Contemplando a solidão revestida num olhar,
para não romper com o inevitável,
Eu deixei a chuva cair.
Ainda hoje recebo seus pingos ácidos.
Na varanda de meus pensamentos mais ocultos,
aquela dor renasce silente e pura, quase branca,
Fazendo de meus dias ofertas vãs.
As horas são nostálgicos versículos sem santidade.
O vento da noite atrofia meus sentidos.
São escuros os contornos da existência.
Uma noite sem estrelas: eu sigo o caminho.
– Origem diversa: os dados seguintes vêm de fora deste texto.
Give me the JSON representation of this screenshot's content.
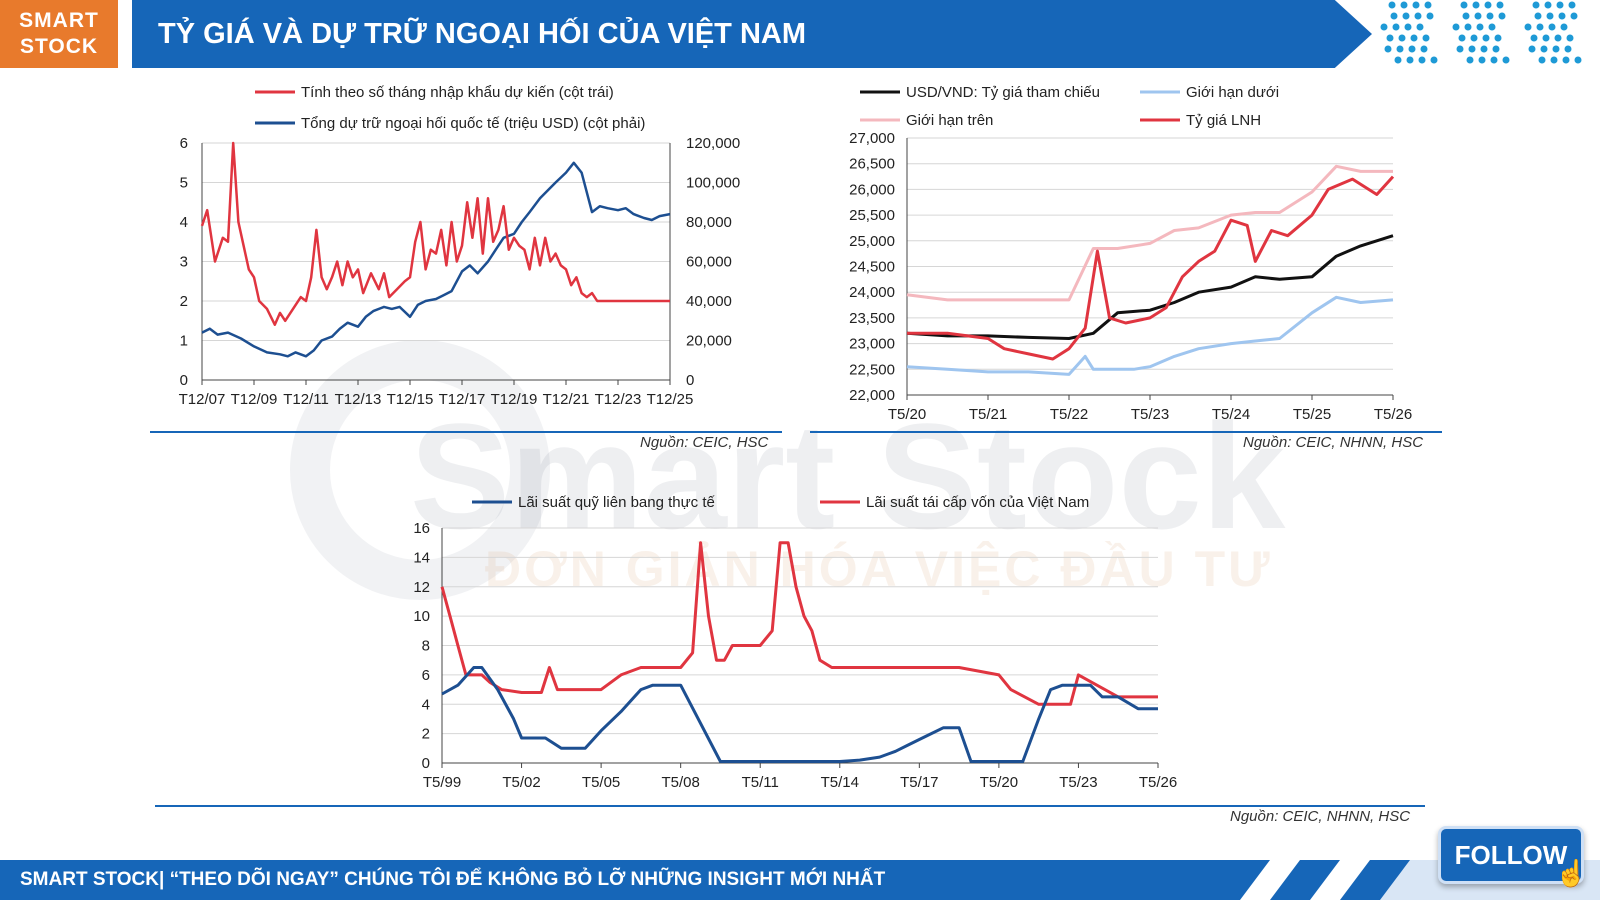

Sinto tocar no rosto, unindo às lágrimas,
A mesma chuva que nasceu outrora
e que molhou meu rosto com segredos.
A dor e os trovões compõem sinfonias.
As ruas são tão intimas de quem nada tem.
Somos herdeiros de moléstias ancestrais
caminhando dementes com nossos sapatos sujos.
Dançamos molhados e loucos como num velho filme.
A chuva cai desconhecendo tudo.
Esquecer é uma dádiva que não disponho.
Amaldiçoado estou pela vivida memória do tempo,
por todas as chuvas, por todos os sentidos em combustão.
Meus versos dormem ao relento.
Meu corpo é a continuação da sarjeta que fiz morada.
E a chuva cai, contínua, inquiridora,
Lembrando sempre o axioma maldito:
dias de chuva fazem sangrar, sempre.